Elementary analysis of isolated zeroes of a polynomial system

TL;DR

This paper extends Wooley's elementary proof of a Bezout-like theorem to bound the number of isolated roots of polynomial systems over arbitrary fields and modulo powers of a variable, generalizing previous results.

Contribution

It adapts Wooley's proof to polynomials over polynomial rings, providing bounds on isolated roots modulo t^s for any positive integer s.

Findings

Bound on isolated roots modulo t^s for polynomial systems

Extension of Wooley's theorem to arbitrary fields

Application to systems over arbitrary fields

Abstract

Wooley ({\em J. Number Theory}, 1996) gave an elementary proof of a Bezout like theorem allowing one to count the number of isolated integer roots of a system of polynomial equations modulo some prime power.
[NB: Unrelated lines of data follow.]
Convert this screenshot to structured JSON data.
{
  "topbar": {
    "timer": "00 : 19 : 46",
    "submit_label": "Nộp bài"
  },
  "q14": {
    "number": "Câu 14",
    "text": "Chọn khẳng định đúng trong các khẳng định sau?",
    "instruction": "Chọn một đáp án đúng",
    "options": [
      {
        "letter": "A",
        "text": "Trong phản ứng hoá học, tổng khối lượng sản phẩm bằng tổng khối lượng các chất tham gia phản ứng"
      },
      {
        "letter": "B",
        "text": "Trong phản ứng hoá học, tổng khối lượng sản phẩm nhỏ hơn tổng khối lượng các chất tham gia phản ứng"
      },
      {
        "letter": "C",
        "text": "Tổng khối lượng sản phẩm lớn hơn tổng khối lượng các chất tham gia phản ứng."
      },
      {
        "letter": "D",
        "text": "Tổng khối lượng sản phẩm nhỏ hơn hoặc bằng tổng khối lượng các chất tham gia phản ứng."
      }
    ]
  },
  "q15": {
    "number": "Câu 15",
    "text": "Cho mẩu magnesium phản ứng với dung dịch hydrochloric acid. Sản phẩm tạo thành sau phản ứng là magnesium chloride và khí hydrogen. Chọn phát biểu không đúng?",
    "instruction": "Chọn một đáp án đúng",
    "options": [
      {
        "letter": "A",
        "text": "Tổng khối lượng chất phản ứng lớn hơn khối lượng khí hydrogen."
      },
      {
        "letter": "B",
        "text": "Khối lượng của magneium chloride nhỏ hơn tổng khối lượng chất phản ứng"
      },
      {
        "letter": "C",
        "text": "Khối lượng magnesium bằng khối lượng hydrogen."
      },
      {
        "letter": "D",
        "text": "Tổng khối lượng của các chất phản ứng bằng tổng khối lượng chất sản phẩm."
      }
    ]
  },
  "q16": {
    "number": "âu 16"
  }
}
In this article, we adapt the proof to a slightly different setting. Specifically, we consider polynomials with coefficients from a polynomial ring $\mathbb{F}[t]$ for an arbitrary field $\mathbb{F}$ and give an upper bound on the number of isolated roots modulo $t^s$ for an arbitrary positive integer $s$. In particular, using $s=1$, we can bound the number of isolated roots of a system of polynomials over an arbitrary field $\mathbb{F}$.